Schon vor dem Start zeigt die Kasseler documenta Kunstwerke. 

Kassel - „Museum Fridericianum“ – zu Kassel gehört dieser Schriftzug genauso wie der Herkules und der Bergpark. Doch nun ist er weg. Stattdessen steht auf der Front des Gebäudes, in dem 1955 die erste documenta stattfand: „Being safe is scary“ („Sicher zu sein, macht Angst“). Ausgetauscht hat den Schriftzug die in der Türkei geborene Künstlerin Banu Cennetoglu. Sie widmete sich bei der documenta in Athen Gurbetelli Ersöz, einer prokurdischen Journalistin und früheren Freiheitskämpferin.

Wie der geänderte Schriftzug sind in Kassel mehrere Kunstwerke umsonst und draußen zu sehen, und das vor dem offiziellen documenta-Start am Samstag. Einen Besuch wert ist zum Beispiel die historische Torwache. Sie ist verschwunden hinter Jutesäcken. Der in Ghana geborene Künstler Ibrahim Mahama verwendet zerschlissene Säcke, die er von Händlern im Tausch gegen neue erhält. „In diesen Säcken materialisiert sich die Geschichte des Welthandels“, erklären die documenta-Macher.

Die nächste Gratis-Station: Zunächst schienen die Kanalrohre auf dem Friedrichsplatz Vorboten einer Sanierung zu sein. Mittlerweile haben sie ein Innenleben bekommen. Der Iraker Hiwa K. hat sie so ausgebaut, als lebten Menschen darin – was biografische Bezüge hat: Der Künstler floh an Bord eines Lkw in übereinandergestapelten Baurohren aus dem Irak.

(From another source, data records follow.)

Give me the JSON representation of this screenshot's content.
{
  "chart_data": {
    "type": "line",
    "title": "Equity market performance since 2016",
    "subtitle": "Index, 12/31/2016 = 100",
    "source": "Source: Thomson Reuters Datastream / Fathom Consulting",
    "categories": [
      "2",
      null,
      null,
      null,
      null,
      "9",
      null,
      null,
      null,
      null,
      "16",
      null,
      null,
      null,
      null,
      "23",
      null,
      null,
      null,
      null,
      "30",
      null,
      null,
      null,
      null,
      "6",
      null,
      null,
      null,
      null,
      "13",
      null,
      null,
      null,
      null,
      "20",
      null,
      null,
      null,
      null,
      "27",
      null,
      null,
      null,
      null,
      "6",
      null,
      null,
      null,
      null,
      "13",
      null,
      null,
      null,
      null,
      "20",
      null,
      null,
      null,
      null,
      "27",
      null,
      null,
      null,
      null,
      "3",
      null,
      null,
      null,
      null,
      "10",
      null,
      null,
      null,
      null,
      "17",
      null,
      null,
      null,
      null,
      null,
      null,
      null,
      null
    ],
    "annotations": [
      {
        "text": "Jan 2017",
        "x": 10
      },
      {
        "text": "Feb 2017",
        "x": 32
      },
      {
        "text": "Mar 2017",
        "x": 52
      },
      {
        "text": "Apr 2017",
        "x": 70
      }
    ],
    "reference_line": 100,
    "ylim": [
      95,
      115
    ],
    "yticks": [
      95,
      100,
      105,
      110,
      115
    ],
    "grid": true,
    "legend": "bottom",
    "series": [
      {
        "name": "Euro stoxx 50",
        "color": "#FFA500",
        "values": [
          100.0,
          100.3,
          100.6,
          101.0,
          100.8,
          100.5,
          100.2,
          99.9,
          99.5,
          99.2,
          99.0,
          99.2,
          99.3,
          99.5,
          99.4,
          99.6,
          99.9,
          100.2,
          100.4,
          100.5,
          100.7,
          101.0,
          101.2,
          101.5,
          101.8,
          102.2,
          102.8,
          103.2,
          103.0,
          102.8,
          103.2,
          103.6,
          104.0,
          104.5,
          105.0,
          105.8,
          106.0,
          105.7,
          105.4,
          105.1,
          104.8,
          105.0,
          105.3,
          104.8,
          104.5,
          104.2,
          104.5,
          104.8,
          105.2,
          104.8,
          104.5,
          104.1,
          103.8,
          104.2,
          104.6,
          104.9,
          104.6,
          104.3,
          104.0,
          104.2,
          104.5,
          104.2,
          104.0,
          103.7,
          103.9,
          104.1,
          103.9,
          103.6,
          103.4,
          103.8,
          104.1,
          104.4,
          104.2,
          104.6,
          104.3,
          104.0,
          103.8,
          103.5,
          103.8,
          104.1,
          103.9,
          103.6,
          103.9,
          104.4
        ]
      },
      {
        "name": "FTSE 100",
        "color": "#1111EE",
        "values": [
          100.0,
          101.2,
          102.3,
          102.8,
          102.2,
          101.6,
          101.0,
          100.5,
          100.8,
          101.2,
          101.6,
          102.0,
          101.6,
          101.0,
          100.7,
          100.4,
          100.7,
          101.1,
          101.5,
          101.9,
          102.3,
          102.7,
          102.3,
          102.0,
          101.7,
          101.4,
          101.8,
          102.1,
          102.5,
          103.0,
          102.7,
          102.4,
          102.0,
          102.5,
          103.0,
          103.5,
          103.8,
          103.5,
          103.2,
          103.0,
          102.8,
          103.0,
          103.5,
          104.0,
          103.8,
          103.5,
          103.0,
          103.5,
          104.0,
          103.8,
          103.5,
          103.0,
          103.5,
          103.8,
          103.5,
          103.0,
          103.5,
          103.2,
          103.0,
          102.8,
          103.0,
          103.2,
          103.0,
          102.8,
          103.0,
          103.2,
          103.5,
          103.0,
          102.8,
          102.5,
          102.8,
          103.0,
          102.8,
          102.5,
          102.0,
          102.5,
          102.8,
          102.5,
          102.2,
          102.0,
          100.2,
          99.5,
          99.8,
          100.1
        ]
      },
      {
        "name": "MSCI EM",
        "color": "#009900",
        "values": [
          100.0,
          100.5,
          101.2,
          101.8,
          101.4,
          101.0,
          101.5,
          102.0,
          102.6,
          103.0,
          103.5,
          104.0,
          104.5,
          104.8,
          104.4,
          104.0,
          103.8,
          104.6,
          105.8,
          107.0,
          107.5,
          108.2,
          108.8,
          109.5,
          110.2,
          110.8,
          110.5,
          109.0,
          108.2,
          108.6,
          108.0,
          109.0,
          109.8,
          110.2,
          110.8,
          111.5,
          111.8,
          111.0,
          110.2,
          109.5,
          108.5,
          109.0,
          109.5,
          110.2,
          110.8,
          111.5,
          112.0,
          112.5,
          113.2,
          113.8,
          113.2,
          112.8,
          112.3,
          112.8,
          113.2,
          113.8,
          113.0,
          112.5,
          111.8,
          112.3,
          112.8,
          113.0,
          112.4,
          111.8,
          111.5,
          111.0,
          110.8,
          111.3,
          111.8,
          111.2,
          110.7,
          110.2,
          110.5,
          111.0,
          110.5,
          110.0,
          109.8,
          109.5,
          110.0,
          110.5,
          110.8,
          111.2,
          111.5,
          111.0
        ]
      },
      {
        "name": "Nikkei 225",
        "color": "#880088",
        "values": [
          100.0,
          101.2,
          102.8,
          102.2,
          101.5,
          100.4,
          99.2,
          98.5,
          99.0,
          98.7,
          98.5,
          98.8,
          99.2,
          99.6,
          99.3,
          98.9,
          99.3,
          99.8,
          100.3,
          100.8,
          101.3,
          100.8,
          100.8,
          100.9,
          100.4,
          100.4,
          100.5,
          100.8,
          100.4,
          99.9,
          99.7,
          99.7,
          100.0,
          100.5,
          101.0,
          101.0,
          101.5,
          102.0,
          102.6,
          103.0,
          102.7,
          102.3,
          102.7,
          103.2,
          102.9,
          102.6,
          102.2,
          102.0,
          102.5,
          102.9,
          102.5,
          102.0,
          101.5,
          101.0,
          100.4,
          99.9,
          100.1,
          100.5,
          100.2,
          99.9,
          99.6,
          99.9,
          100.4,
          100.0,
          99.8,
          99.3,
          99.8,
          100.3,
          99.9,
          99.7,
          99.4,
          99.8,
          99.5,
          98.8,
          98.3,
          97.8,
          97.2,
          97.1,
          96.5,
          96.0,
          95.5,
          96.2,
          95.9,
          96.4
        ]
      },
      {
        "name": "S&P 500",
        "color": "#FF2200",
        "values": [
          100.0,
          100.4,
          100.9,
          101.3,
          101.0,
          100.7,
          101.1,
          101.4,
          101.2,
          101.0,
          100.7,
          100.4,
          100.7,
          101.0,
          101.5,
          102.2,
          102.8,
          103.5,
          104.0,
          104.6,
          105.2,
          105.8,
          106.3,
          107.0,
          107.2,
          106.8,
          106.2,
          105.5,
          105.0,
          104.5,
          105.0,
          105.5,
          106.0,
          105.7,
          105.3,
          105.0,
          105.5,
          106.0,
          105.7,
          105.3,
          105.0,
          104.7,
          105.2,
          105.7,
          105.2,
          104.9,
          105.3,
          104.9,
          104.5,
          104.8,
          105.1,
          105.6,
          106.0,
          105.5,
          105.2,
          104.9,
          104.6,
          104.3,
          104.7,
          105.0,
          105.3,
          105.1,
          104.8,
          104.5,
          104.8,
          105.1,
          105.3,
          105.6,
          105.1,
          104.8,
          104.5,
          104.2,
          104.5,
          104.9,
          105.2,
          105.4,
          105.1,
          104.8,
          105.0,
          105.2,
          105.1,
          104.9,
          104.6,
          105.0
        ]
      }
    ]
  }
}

Die Installation der Argentinierin Marta Minujín ist schon jetzt eine Attraktion: der „Parthenon der Bücher“ auf dem Friedrichsplatz. Der Nachbau der Akropolis wird mit Tausenden verbotenen Büchern verkleidet. Darüber hinaus gibt es eine Steinsäule auf dem Königsplatz, die fortsetzt, was bei der Partnerausstellung in Athen begonnen wurde. Der in Nigeria geborene Olu Oguibe beschäftigte sich in Griechenland mit der Tragödie des Bürgerkriegs in seiner Heimat. Seine Arbeit in Kassel bezieht sich nun laut den Ausstellungsmachern auf die humanitäre Hilfe, die die Opfer erhielten. „Ich war ein Fremdling und ihr habt mich beherbergt“ steht in Deutsch, Englisch, Arabisch und Türkisch auf dem Obelisken.